5. Convaincus que "la Vie c'est le Christ et mourir représente un gain" (Ph 1, 21), nos martyrs nourrirent leur aspiration à travers la participation assidue à la Sainte Eucharistie et son adoration. De fait, la profonde dévotion eucharistique est l'un des traits qui réunissent ces treize martyrs. Tous, prêtres et laïcs, démontrèrent un amour particulier pour le Christ dans l'Eucharistie. Il est bon de rappeler que trois des nouveaux bienheureux, les frères Ezequiel et Salvador Huerta Gutiérrez et Luis Magaña Servín, furent membres de l'Association nocturne du Très Saint Sacrement, une Association possédant une longue tradition au sein du peuple mexicain. De la prière assidue et fervente devant le Très Saint Sacrement, nos frères tirèrent la force surnaturelle de supporter de façon chrétienne le martyre, parvenant même à pardonner à leurs bourreaux.

L'intense vie eucharistique de ces bienheureux doit constituer pour nous un exemple et un encouragement pour approfondir toujours davantage notre vie eucharistique. A quelques jours de la clôture de l'Année de l'Eucharistie, et un an après la joyeuse célébration du XLVIII Congrès eucharistique international, qui s'est tenu dans cette bien- aimée ville de Guadalajara, nous demandons l'intercession de ces fidèles fils de l'Eglise, afin qu'ils nous aident à accroître le respect, la participation active et l'accueil digne de Jésus Christ présent dans l'Eucharistie. En outre, nous leur demandons la grâce d'être d'humbles adorateurs du Très Saint Sacrement, comme ils le furent eux-mêmes. Que l'exemple de leur vie, qu'ils donnèrent jusqu'au martyre, soit pour nous un modèle privilégié d'authentique spiritualité et de profonde vie eucharistique!

6. En raison de son courage et de son jeune âge, il faut mentionner de manière particulière l'adolescent José Sánchez del Río, originaire de Sahuayo, Michoacán, qui, à quatorze ans, sut rendre un témoignage courageux à Jésus Christ. Il fut un fils exemplaire et se distingua par son obéissance, sa compassion et son esprit de service. Dès le début des persécutions s'éveilla en lui le désir d'être un martyr du Christ.
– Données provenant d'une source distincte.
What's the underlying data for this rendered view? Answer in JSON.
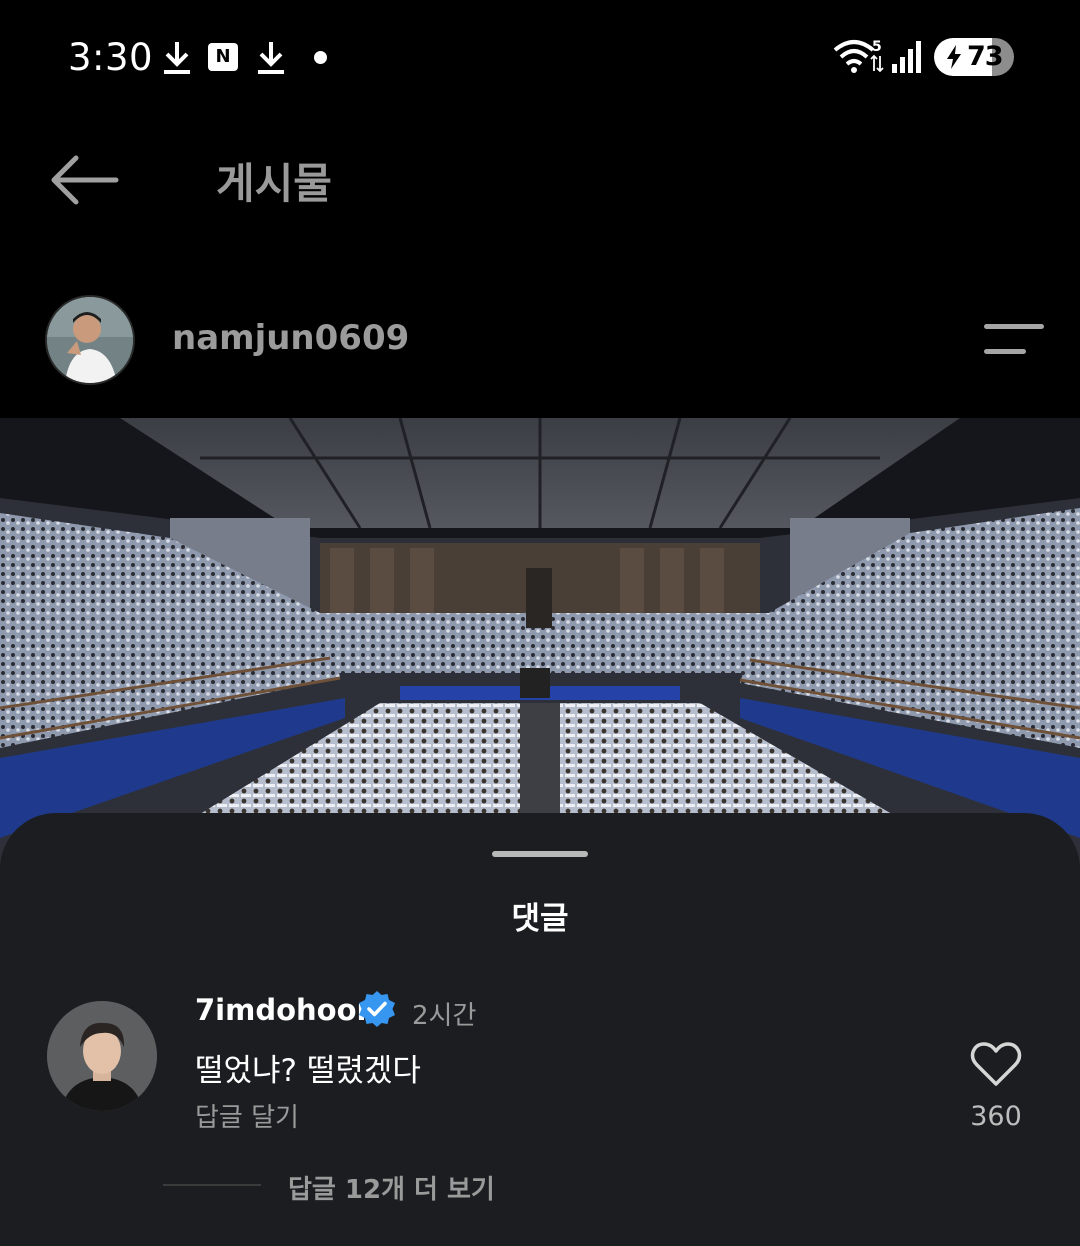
{
  "status_bar": {
    "time": "3:30",
    "icons": [
      "download-icon",
      "naver-icon",
      "download-icon",
      "dot-icon",
      "wifi-icon",
      "signal-icon",
      "battery-icon"
    ],
    "notification_badge": "N",
    "wifi_badge": "5",
    "battery_percent": "73",
    "battery_level": 0.73
  },
  "header": {
    "title": "게시물",
    "back_icon": "arrow-left-icon"
  },
  "post": {
    "username": "namjun0609",
    "menu_icon": "menu-icon"
  },
  "comments": {
    "title": "댓글",
    "items": [
      {
        "username": "7imdohoon",
        "verified": true,
        "time": "2시간",
        "text": "떨었냐? 떨렸겠다",
        "reply_label": "답글 달기",
        "likes": "360"
      }
    ],
    "more_replies": "답글 12개 더 보기"
  },
  "colors": {
    "background": "#000000",
    "sheet": "#1c1d21",
    "verified": "#3797f0",
    "muted_text": "#9a9a9a"
  }
}
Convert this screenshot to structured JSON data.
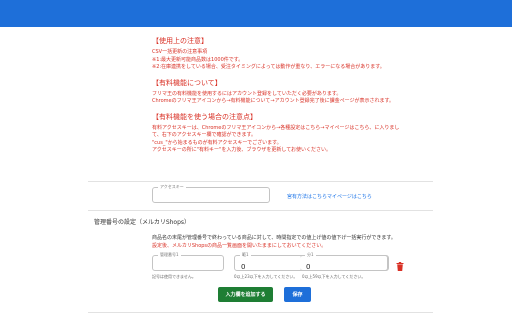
{
  "notes": {
    "usage_title": "【使用上の注意】",
    "usage_lines": [
      "CSV一括更新の注意事項",
      "※1:最大更新可能商品数は1000件です。",
      "※2:在庫連携をしている場合、受注タイミングによっては動作が重なり、エラーになる場合があります。"
    ],
    "paid_title": "【有料機能について】",
    "paid_lines": [
      "フリマ王の有料機能を使用するにはアカウント登録をしていただく必要があります。",
      "Chromeのフリマ王アイコンから→有料機能について→アカウント登録完了後に課金ページが表示されます。"
    ],
    "caution_title": "【有料機能を使う場合の注意点】",
    "caution_lines": [
      "有料アクセスキーは、Chromeのフリマ王アイコンから→各種設定はこちら→マイページはこちら、に入りまして、右下のアクセスキー欄で確認ができます。",
      "\"cus_\"から始まるものが有料アクセスキーでございます。",
      "アクセスキーの所に\"有料キー\"を入力後、ブラウザを更新してお使いください。"
    ]
  },
  "access_key": {
    "label": "アクセスキー",
    "value": "",
    "purchase_link": "宮有方法はこちら",
    "mypage_link": "マイページはこちら"
  },
  "management": {
    "title": "管理番号の設定（メルカリShops）",
    "desc1": "商品名の末尾が管理番号で終わっている商品に対して、時間指定での値上げ値の値下げ一括実行ができます。",
    "desc2": "設定後、メルカリShopsの商品一覧画面を開いたままにしておいてください。",
    "row": {
      "manage_label": "管理番号1",
      "manage_value": "",
      "manage_helper": "記号は使用できません。",
      "min_label": "範1",
      "min_value": "0",
      "min_helper": "0以上23以下を入力してください。",
      "max_label": "分1",
      "max_value": "0",
      "max_helper": "0以上59以下を入力してください。"
    },
    "add_button": "入力欄を追加する",
    "save_button": "保存"
  },
  "colors": {
    "topbar": "#1e6fd9",
    "notice_red": "#d93025",
    "add_green": "#1e7e34",
    "save_blue": "#1e6fd9"
  },
  "icons": {
    "delete": "trash-icon"
  }
}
Sa conviction de vouloir verser son sang pour Jésus fut telle qu'elle étonna ceux qui le connaissaient. Il reçut la palme du martyre après avoir été torturé et avoir adressé ces dernières paroles à ses parents:  "Nous nous reverrons au ciel. Vive le Christ Roi! Vive la Vierge de Guadalupe!".

Le jeune bienheureux José Sánchez del Río doit tous nous exhorter, et surtout vous, les jeunes, à témoigner du Christ dans notre vie quotidienne. Chers jeunes, le Christ ne vous demandera probablement pas de verser votre sang, mais il vous demande dès à présent de rendre témoignage à la vérité dans votre vie (cf. Jn 18, 37), dans un climat d'indifférence  à  l'égard des valeurs transcendantes, ainsi que de matérialisme et d'hédonisme qui cherchent à étouffer les consciences. En outre, le Christ s'attend à ce que vous soyez ouverts afin de pouvoir recevoir et accueillir le projet qu'Il a préparé. Lui seul possède, pour chacun de vous, les réponses aux interrogations de votre vie, et il vous invite à le suivre dans la vie matrimoniale, sacerdotale ou religieuse.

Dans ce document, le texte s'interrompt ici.